解決できないので、胃が痛くなり眠れません。
つらいのは他の仕事をしていても、頭の片隅には心配事が居座っていることです。
Yahoo!オークションで手配
鬱になりそうな毎日の中「Yahooオークションの確認」を思いつきました。
オークションで検索すると、なんと巨人vs阪神のチケットが出品されています。
席は少人数ごとに分かれてしまいますが、人数分の座席が販売されていました。
オークションで何がなんでも落札しなければなりません。
値段がつり上がろうが、赤字になろうが、取るしかないのです。
結果、お客さまに請求できる金額を超えましたが、無事手配できました。
お客さまには「座席は少し離れてしまうが、ある程度まとまって確保できた」と説明して、なんとか納得してもらえたのです。

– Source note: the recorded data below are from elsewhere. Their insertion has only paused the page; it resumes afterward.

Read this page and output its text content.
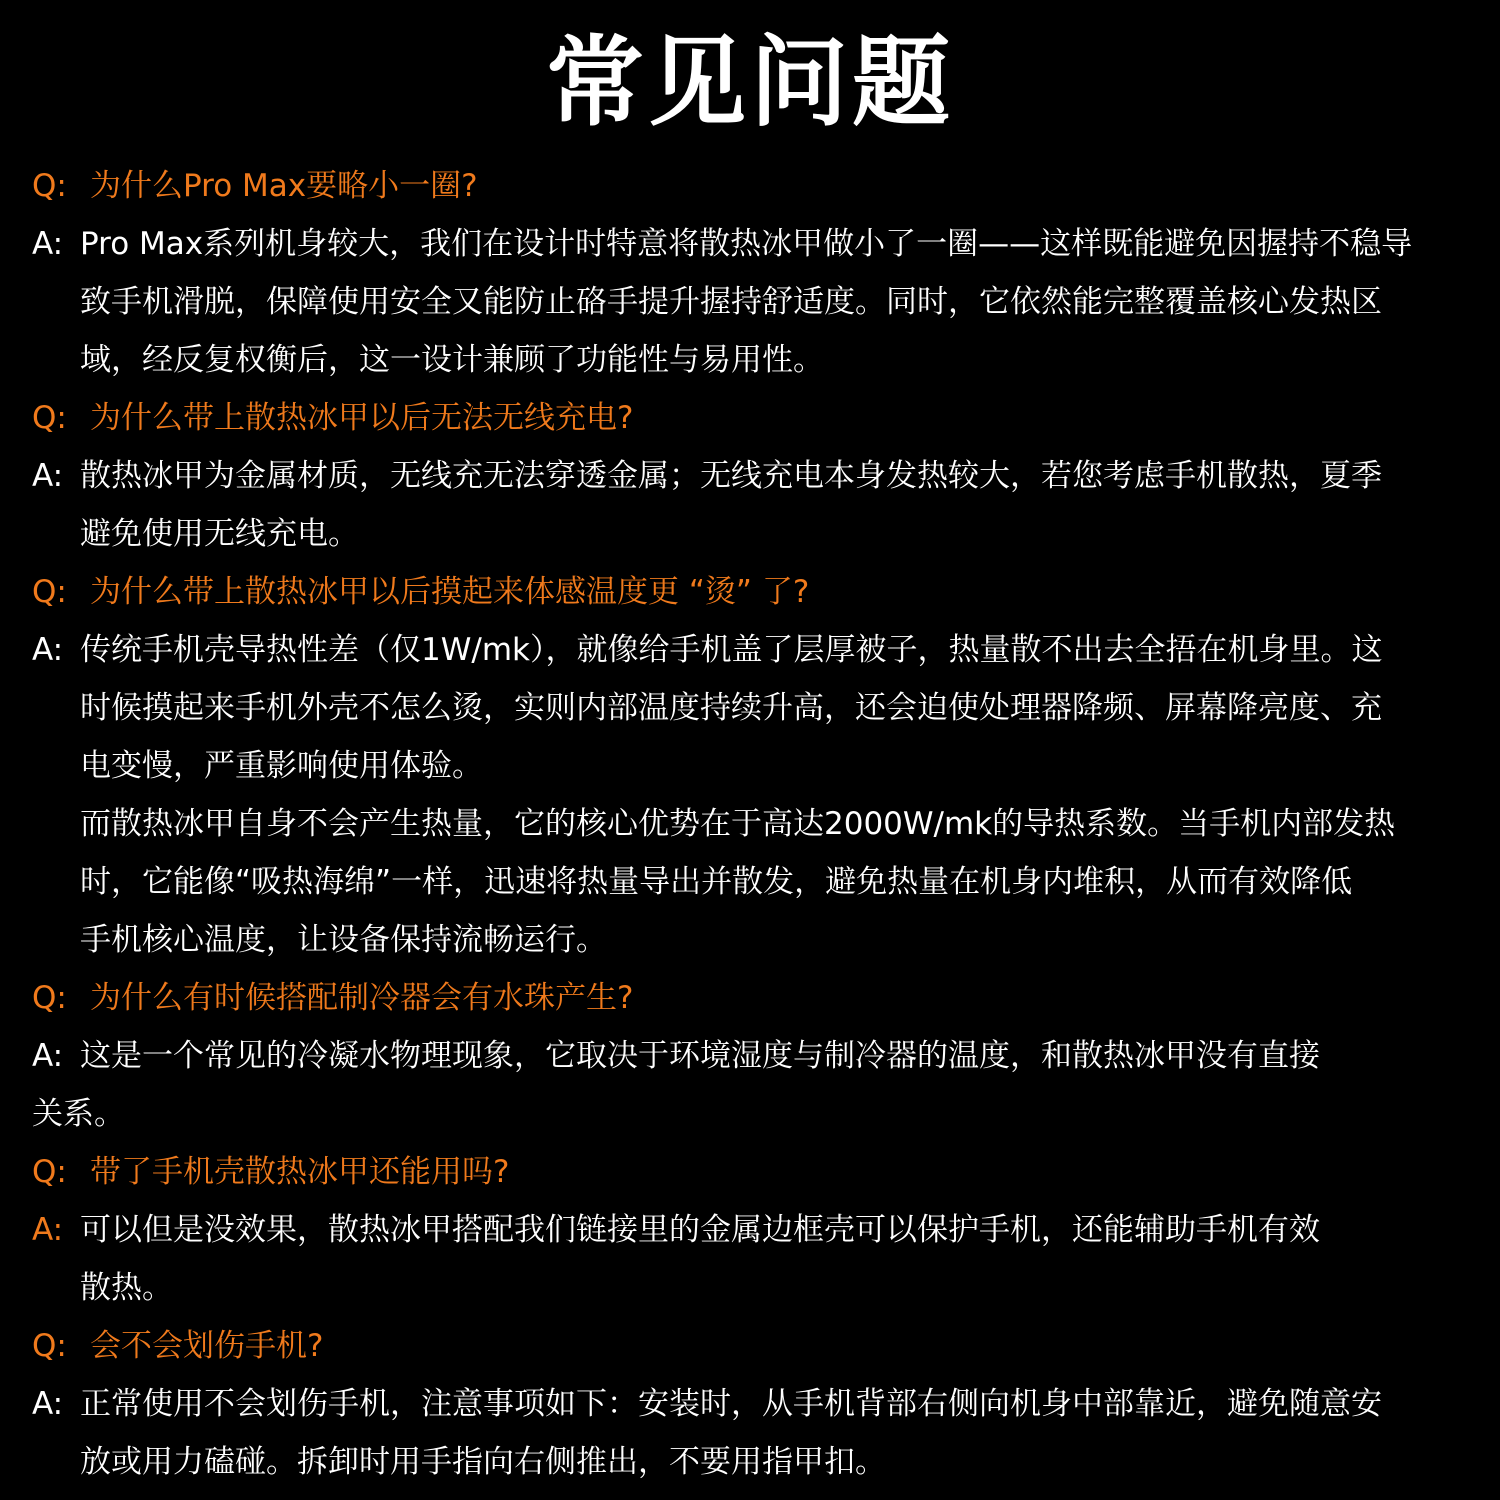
常见问题
Q: 为什么Pro Max要略小一圈?
A: Pro Max系列机身较大，我们在设计时特意将散热冰甲做小了一圈——这样既能避免因握持不稳导
致手机滑脱，保障使用安全又能防止硌手提升握持舒适度。同时，它依然能完整覆盖核心发热区
域，经反复权衡后，这一设计兼顾了功能性与易用性。
Q: 为什么带上散热冰甲以后无法无线充电?
A: 散热冰甲为金属材质，无线充无法穿透金属；无线充电本身发热较大，若您考虑手机散热，夏季
避免使用无线充电。
Q: 为什么带上散热冰甲以后摸起来体感温度更 “烫” 了?
A: 传统手机壳导热性差（仅1W/mk），就像给手机盖了层厚被子，热量散不出去全捂在机身里。这
时候摸起来手机外壳不怎么烫，实则内部温度持续升高，还会迫使处理器降频、屏幕降亮度、充
电变慢，严重影响使用体验。
而散热冰甲自身不会产生热量，它的核心优势在于高达2000W/mk的导热系数。当手机内部发热
时，它能像“吸热海绵”一样，迅速将热量导出并散发，避免热量在机身内堆积，从而有效降低
手机核心温度，让设备保持流畅运行。
Q: 为什么有时候搭配制冷器会有水珠产生?
A: 这是一个常见的冷凝水物理现象，它取决于环境湿度与制冷器的温度，和散热冰甲没有直接
关系。
Q: 带了手机壳散热冰甲还能用吗?
A: 可以但是没效果，散热冰甲搭配我们链接里的金属边框壳可以保护手机，还能辅助手机有效
散热。
Q: 会不会划伤手机?
A: 正常使用不会划伤手机，注意事项如下：安装时，从手机背部右侧向机身中部靠近，避免随意安
放或用力磕碰。拆卸时用手指向右侧推出，不要用指甲扣。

JR往復チケットを含めれば赤字ではないですが、利益は微々たるものです。
上司とお客さまに挟まれていた日々に、上司から1つの言葉をもらいました。
「誠意を持ってことに当たれば解決できる」
上司の30年間のポリシーです。
聞いたときに泣きそうになりました。
忘れられない言葉に地獄で出会えます。
手配ミス③:海外航空券の発券期限を間違える
入社して10年、海外出張手配をさせてもらえるようになりました。
海外航空券はルールが複雑です。
- 発券期限
- 航空運賃
- 予約クラスごとの運賃ルール
どれも大事ですが、発券期限が1番大事です。
発券を忘れてしまうと予約が消えるからです。
同じクラスで予約取り直しができれば問題ありません。
私は発券期限を忘れてしまい、気づいた時にはすでに予約記録は消えていました。
予約を取り直そうにも、すでに座席は混み合い、手配できるのは125,000円高い座席だけです。
心臓からドキンと音がしました。
とりあえず、いったん125,000円の座席を予約しつつ、安い運賃を探す毎日が始まりました。
解決できないトラブルが重なると地獄の日々です。
解決するまでトラブルと寝食を共にするからです。
- A案件の航空券が取れない
- B案件のホテルがどこも満室
- 手配を間違えて、八方塞がりの状況
気持ちは「寝食を共にするのは添乗員だけにしてくれ」です。
結果的には先輩の助けもあり100,000円安く手配できました。
当初より25,000円高いですが、125,000円よりマシです。
損失25,000円は始末書です。
海外航空券の手配ミスは、損失が何十万になることもあります。
ビジネスクラスを間違えて100万近い損失の先輩もいました。
海外航空券はどれだけ慎重になっても、悲観的になっても「やり過ぎ」はありません。
手配ミス④:海外航空券手配でアメリカの州を間違える
アメリカには同じ都市名があります。
たとえば「都市コロンバス」はオハイオ州にもジョージア州にもあります。
ワシントンの都市名も多いです。
手配ミスは「都市名は同じでも、アメリカの違う州」だったのです。
お客さまは現地到着してから「違う都市」に気づかれました。
現地空港カウンターに事情を説明して、無料で別便で目的地まで行けました(ノースウエスト航空)。
優しいお客さまだったので、帰国後はアドバイスいただいただけで終わりました。
ゾッとする話です。
同じアメリカなのが救いです。
以降、他国も含め「州名」も確認するようになりました。
まとめ:手配ミスは「確認、確認、確認」で防ごう
手配ミスは乗り越えれば、あとで笑い話です。
ただ当時は「顔は真っ青、頭は真っ白」です。
大事なのは「確認、確認、確認」の基本動作です。
手配ミスに気づいて、自分ひとりで抱えることはつらいです。
精神的に安心して眠れません。
眠れないと体力も消耗します。
「明日が来なければいいな」と思ったこともあります。
「手配ミスで予約が取れない」は旅行会社で働くうえでつらいことの1つなのです。
以上です。
P.S. だからこそ「確認」が大事なのですね。